Optometrist Career

Choosing an optometrist career can mean making a huge difference in people’s lives. Being able to see clearly is a major quality-of-life issue. When people suffer from blurry or otherwise diminished vision, they lose a significant part of the pleasure of interacting with family, friends, and beloved pets. At work, this can lead to a failure to complete assigned routine tasks and projects on time, as well as unnecessary sloppiness or inaccuracy, and could even endanger both the affected employees and their co-workers in certain work environments. The job of the doctor of optometry, or optometrist, is to prevent any and all of these from occurring and to correct already existing visual problems. How does an optometrist accomplish this? While you have probably visited one at least once in your life, it’s doubtful that you could give a detailed answer to the question. In this article, we’ll present an overview of an optometrist career.

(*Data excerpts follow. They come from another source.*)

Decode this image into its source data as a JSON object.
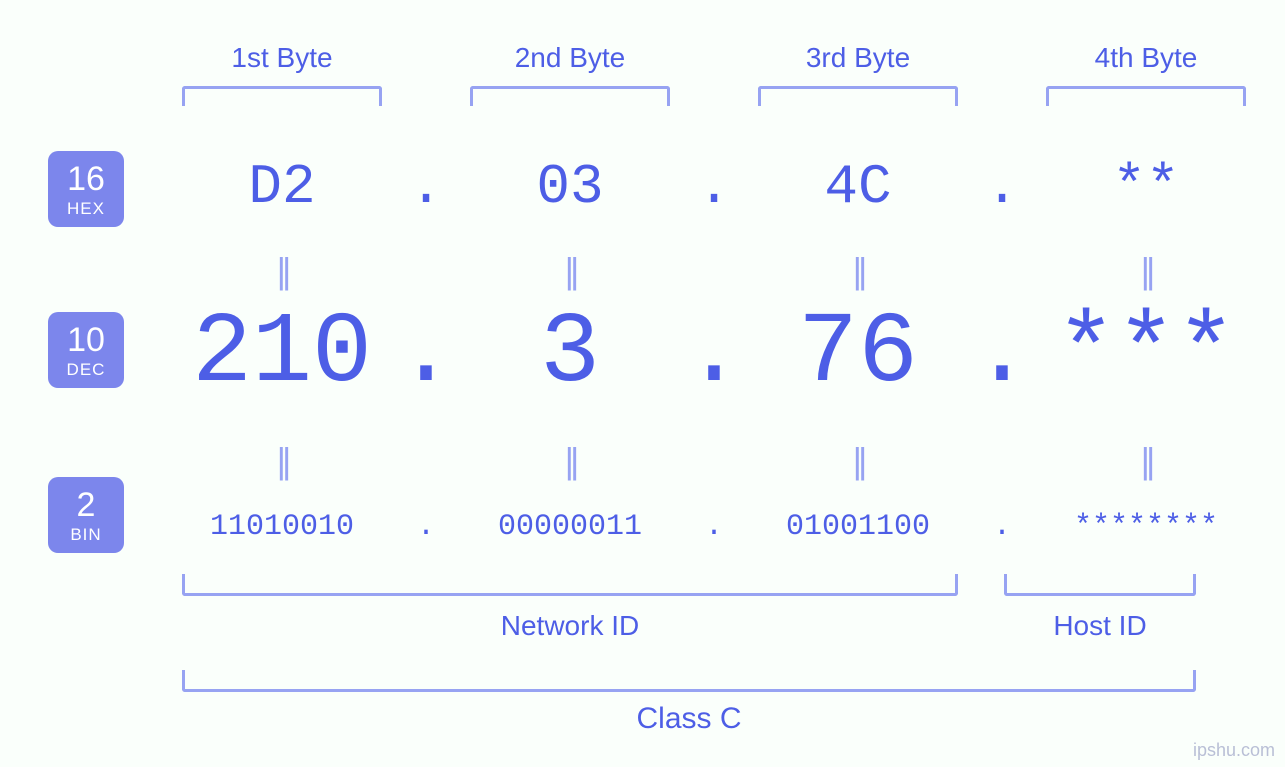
{
  "radix": {
    "hex": {
      "num": "16",
      "name": "HEX"
    },
    "dec": {
      "num": "10",
      "name": "DEC"
    },
    "bin": {
      "num": "2",
      "name": "BIN"
    }
  },
  "byte_labels": [
    "1st Byte",
    "2nd Byte",
    "3rd Byte",
    "4th Byte"
  ],
  "hex": [
    "D2",
    "03",
    "4C",
    "**"
  ],
  "dec": [
    "210",
    "3",
    "76",
    "***"
  ],
  "bin": [
    "11010010",
    "00000011",
    "01001100",
    "********"
  ],
  "separator": ".",
  "equal_symbol": "||",
  "sections": {
    "network_id": "Network ID",
    "host_id": "Host ID",
    "class": "Class C"
  },
  "watermark": "ipshu.com"
}
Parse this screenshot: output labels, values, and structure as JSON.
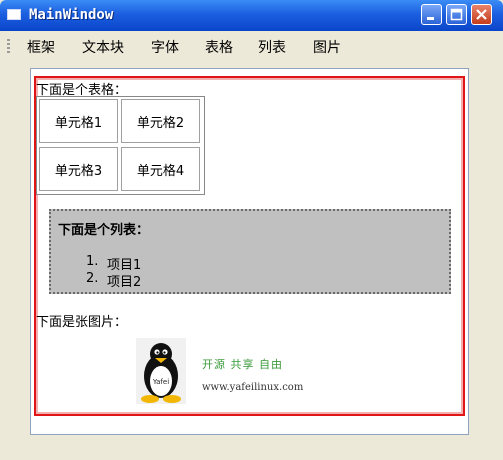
{
  "window": {
    "title": "MainWindow"
  },
  "menubar": {
    "items": [
      "框架",
      "文本块",
      "字体",
      "表格",
      "列表",
      "图片"
    ]
  },
  "document": {
    "table_heading": "下面是个表格：",
    "table": {
      "cells": [
        "单元格1",
        "单元格2",
        "单元格3",
        "单元格4"
      ]
    },
    "list_heading": "下面是个列表：",
    "list_items": [
      {
        "marker": "1.",
        "text": "项目1"
      },
      {
        "marker": "2.",
        "text": "项目2"
      }
    ],
    "image_heading": "下面是张图片：",
    "image": {
      "logo_text": "Yafei",
      "slogan": "开源  共享  自由",
      "url": "www.yafeilinux.com"
    }
  },
  "colors": {
    "frame_border": "#e01515",
    "list_background": "#c0c0c0",
    "titlebar": "#0a45c9"
  }
}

Optometrists are highly trained medical specialists, most of whom are private practitioners. They check peoples’ eyes to assess their health and ability to focus, diagnose problems like nearsightedness, test depth and color perception, prescribe glasses or contact lenses, and at times provide treatments like vision therapy. Testing for glaucoma and other conditions brought on by diseases like diabetes, referring patients to other types of doctors when necessary, delivering pre-operative and post-operative care to cataract patients and those who have undergone laser surgery are also things an optometrist does in the normal course of his or her work.

Also, like doctors in other fields, optometrists promote habits such as healthy eating and proper hygiene that effectively help prevent disease. Many optometrists work as primary-care providers, though some find that specializing in a particular field, such as geriatrics or treating children, is more suited to their natural talents and interests. This makes it possible for a number of individual doctors to combine their talents by opening a group practice wherein each member focuses on his or her specialty. For those in private practice, the business end of running an office, attracting patients and employee talent, and ordering equipment are factors that also come into play. This can hold true to some extent for those operating franchises as well, which is an increasingly common path in an optometrist career.

To receive a Doctor of Optometry degree, completion of a four-year program is required, and a minimum of three years of pre-optometric study in college or university is a prerequisite. All states mandate licensing of optometrists. After college, which should include courses in math, chemistry, biology, and other subjects that provide a good grounding in science, those who aspire to become an optometrist will also need to outperform many of their peers in order to gain admission to a school of optometry. According to Bureau of Labor statistics, only about one of every three applicants is accepted. If fortunate enough to make the cut, an applicant will then take the Optometry Admissions Test (OAT), which is a four-part test comprising a natural sciences survey, reading comprehension, physics, and quantitative reasoning. Licensing requirements are similar from state to state, but in all states, licenses must be renewed every one to three years, with continuing education credits also being essential to the process.

The employment outlook for an optometrist career is good due to population growth and an increasing number of baby -boomers entering their golden years and developing age-related vision problems. As doctors, optometrists are well compensated, with annual salaries that can surpass $100,000. Salaries should continue to increase as the demand for optometrists surpasses the supply of new optometry graduates in the next several years.